巨大な鉄骨構造物が世界最大の太陽光発電所を「護衛」する

世界鉄鋼協会
サハラ砂漠への玄関口として知られるワルザザート市は、モロッコ南部のアガディール地区に位置しています。この地域の年間日照量は2635kWh/m2と非常に高く、世界で最も日照量が多い地域の一つです。
市街地から北へ数キロ離れた場所に、数十万枚の鏡が巨大な円盤状に集まり、面積2500ヘクタールの太陽光発電所が建設された。その名は「ヌール」(アラビア語で「光」の意)。この太陽光発電所からの電力供給は、モロッコの再生可能エネルギーによる電力供給のほぼ半分を占めている。

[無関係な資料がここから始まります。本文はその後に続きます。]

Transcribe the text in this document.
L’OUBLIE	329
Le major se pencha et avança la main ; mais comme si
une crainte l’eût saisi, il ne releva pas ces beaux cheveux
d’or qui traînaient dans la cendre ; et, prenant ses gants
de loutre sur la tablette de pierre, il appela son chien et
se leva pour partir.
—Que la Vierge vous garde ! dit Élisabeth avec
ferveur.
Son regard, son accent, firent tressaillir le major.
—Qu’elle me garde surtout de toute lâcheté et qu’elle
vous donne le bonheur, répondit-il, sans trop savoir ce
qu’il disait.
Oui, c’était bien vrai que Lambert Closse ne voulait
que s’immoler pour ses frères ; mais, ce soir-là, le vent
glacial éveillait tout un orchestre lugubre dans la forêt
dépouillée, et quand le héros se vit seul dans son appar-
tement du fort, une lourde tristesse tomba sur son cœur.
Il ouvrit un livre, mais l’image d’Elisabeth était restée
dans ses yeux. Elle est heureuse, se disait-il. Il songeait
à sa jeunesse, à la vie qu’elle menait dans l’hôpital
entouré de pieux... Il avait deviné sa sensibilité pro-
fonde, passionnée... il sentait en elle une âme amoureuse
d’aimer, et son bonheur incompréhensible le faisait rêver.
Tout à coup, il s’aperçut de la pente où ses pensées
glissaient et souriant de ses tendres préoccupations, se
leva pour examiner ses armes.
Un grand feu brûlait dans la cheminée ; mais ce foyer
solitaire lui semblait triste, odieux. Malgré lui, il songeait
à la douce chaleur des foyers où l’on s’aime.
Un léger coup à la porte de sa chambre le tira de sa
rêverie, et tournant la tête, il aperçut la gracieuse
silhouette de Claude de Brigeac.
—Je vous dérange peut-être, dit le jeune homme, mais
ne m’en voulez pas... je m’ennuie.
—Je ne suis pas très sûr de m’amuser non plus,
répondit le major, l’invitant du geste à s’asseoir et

ヌール太陽光発電所は、ヌール第1期、ヌール第2期、ヌール第3期の3つの異なる発電所から構成されています。100万世帯以上に電力を供給でき、年間76万トンの二酸化炭素排出量を削減することが期待されています。ヌール発電所の第1期には53万7000枚の放物面鏡があります。太陽光を集光することで、鏡は発電所全体のステンレス鋼管を流れる特殊な熱伝達油を加熱します。合成油が約390℃まで加熱されると、中央発電所に送られます。中央発電所では蒸気が発生し、その蒸気で主タービンを回転させて発電します。ヌール発電所は、その規模と出力において、世界で3番目かつ最新の送電網に接続された発電所です。この太陽光発電所は大きな技術的飛躍を遂げており、持続可能なエネルギー発電産業の明るい発展の見通しを示しています。
発電所の熱交換器、蒸気発生器、高温配管、溶融塩貯蔵タンクはすべて特殊グレードのステンレス鋼で作られているため、鋼材は発電所全体の安定運転のための強固な基盤を築いている。
溶融塩は熱を蓄えることができるため、発電所は夜間でもフル稼働で発電することが可能です。24時間フル稼働の発電を実現するには、発電所は大量の特殊塩(硝酸カリウムと硝酸ナトリウムの混合物)を多数の鋼製タンクに注入する必要があります。太陽光発電所の各鋼製タンクの容量は19,400立方メートルであることが分かっています。鋼製タンク内の溶融塩は腐食性が高いため、鋼製タンクはプロ仕様のUR™347ステンレス鋼で作られています。この特殊鋼は優れた耐食性を持ち、成形や溶接が容易なため、柔軟に使用できます。
各鋼製タンクに蓄えられたエネルギーは、7時間連続して発電するのに十分な量であるため、ヌエル複合施設は終日電力供給が可能である。
南緯40度から北緯40度の間に位置する「サンベルト」諸国が太陽光発電産業に多額の投資を行っている中、ヌエル複合施設はこの産業の明るい未来を象徴しており、まばゆいばかりの巨大な鉄骨構造物がヌエル複合施設を支え、発電を行っています。あらゆる場所への、環境に優しく、全天候型の輸送手段。